Still called crawling, web page crawling is a process by which search engines send robots (spiders) to examine the content of each URL.

These robots move from page to page to find new URLs or new content. It is this first step that allows search engines to discover your content and schedule it for indexing.

The robot file intervenes at this stage and guides the bots according to your preferences. Crawling is distinct from indexing, as the latter consists of storing and organizing the content found during crawling.

3.3. What pages can be blocked with the Disallow directive?

Search engines do not have a universal rule about which pages to block. The use of the Disallow directive is therefore specific to each site and depends on the judgment of its webmaster.

However, this directive can help to tell spiders not to explore the pages under test. You can also prohibit access to certain pages such as those of thanks.

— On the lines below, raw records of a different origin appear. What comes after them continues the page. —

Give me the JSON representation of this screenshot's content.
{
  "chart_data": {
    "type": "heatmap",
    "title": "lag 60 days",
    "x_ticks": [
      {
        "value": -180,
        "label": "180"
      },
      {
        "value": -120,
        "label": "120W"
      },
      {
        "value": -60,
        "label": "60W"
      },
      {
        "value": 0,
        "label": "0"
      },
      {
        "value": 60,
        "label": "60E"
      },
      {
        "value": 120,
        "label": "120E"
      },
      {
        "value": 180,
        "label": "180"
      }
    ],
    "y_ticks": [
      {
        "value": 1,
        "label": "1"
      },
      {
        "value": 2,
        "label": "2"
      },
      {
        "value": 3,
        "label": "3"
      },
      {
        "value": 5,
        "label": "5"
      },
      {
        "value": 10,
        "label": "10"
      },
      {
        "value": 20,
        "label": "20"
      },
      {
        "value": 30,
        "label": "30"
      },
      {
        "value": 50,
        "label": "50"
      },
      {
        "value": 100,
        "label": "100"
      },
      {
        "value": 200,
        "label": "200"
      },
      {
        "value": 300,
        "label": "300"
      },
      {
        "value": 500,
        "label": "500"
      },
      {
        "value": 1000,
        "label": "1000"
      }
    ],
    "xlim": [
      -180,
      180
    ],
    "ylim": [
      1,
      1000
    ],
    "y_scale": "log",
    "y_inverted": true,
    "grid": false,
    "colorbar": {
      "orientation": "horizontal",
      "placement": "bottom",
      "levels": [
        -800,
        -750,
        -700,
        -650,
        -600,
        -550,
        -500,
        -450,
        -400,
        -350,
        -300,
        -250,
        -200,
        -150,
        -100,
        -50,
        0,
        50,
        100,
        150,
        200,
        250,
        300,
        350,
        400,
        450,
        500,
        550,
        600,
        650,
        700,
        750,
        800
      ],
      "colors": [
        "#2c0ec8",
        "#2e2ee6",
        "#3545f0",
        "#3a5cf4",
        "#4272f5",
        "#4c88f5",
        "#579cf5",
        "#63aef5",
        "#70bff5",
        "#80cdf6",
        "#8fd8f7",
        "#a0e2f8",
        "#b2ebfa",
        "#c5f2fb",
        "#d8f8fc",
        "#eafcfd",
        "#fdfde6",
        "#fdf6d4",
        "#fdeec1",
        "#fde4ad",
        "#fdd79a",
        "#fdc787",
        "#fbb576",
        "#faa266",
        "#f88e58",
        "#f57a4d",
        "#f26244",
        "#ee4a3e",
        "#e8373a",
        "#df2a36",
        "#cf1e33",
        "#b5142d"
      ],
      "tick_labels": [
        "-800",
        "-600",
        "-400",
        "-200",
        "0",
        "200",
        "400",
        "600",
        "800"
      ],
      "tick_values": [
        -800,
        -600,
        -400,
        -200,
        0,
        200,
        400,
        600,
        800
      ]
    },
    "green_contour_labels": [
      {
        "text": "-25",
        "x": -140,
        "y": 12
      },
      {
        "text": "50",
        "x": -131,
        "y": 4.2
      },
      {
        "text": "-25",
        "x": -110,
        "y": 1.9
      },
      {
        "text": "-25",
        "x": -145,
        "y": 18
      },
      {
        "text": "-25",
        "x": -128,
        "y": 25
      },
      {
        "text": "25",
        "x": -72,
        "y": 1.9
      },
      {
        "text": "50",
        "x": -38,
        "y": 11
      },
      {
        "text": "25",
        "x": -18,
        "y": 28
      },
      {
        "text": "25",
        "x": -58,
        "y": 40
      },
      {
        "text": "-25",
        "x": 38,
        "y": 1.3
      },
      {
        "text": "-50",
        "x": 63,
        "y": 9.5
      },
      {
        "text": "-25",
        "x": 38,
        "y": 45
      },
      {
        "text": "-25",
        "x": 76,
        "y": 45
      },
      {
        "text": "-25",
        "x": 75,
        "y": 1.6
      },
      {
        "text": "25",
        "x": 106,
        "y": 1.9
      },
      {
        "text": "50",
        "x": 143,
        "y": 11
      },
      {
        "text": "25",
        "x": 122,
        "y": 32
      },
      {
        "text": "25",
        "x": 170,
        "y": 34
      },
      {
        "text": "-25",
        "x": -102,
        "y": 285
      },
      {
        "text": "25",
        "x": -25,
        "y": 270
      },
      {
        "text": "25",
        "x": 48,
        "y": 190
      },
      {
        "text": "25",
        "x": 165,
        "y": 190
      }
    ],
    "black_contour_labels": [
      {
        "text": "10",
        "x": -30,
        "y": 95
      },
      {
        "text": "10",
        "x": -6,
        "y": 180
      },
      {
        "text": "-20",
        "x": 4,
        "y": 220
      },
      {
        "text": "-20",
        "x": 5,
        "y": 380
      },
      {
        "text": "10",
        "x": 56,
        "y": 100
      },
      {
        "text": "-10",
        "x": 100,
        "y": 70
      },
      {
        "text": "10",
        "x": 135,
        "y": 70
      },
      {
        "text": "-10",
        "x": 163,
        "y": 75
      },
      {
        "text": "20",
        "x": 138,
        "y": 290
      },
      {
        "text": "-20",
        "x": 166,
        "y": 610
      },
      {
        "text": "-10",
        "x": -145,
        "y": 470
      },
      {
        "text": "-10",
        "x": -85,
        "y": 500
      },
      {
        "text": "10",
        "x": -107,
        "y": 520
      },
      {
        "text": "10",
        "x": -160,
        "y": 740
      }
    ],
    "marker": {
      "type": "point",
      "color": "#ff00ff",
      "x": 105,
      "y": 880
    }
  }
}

When you are working on a multilingual site for example, you can block the English version if it is not ready and prevent the spiders from exploring it.

As far as the thank you page is concerned, it is generally intended for new prospects. These pages can still spend exploration budgets and appear in search results.

When it appears in the search results, the thank you page is available to anyone and they can access it without going through the lead capture process.

But by blocking the thank you page, you ensure that qualified prospects can access it. In this case, the Disallow directive alone will not be enough since it does not prevent the URL in question from being indexed.

That said, the page in question can still appear on the SERPs. It is therefore recommended to combine the DIsallow directive with the Noindex directive. This way, crawlers will not be able to visit or index the page.

Conclusion

All in all, there are many actions to improve the ranking of a site. The Disallow directive is one of these actions that give you a real advantage in terms of SEO.

It allows you to prohibit search engine spiders from exploring content that is not useful in order to optimize the exploration budget of a website.

In this way, it allows the spiders to use this budget in the best way to increase the visibility of your content in search results.

The use of the Disallow directive can therefore have a significant impact when the instructions are well given. However, it can break an entire site when the instructions are wrong.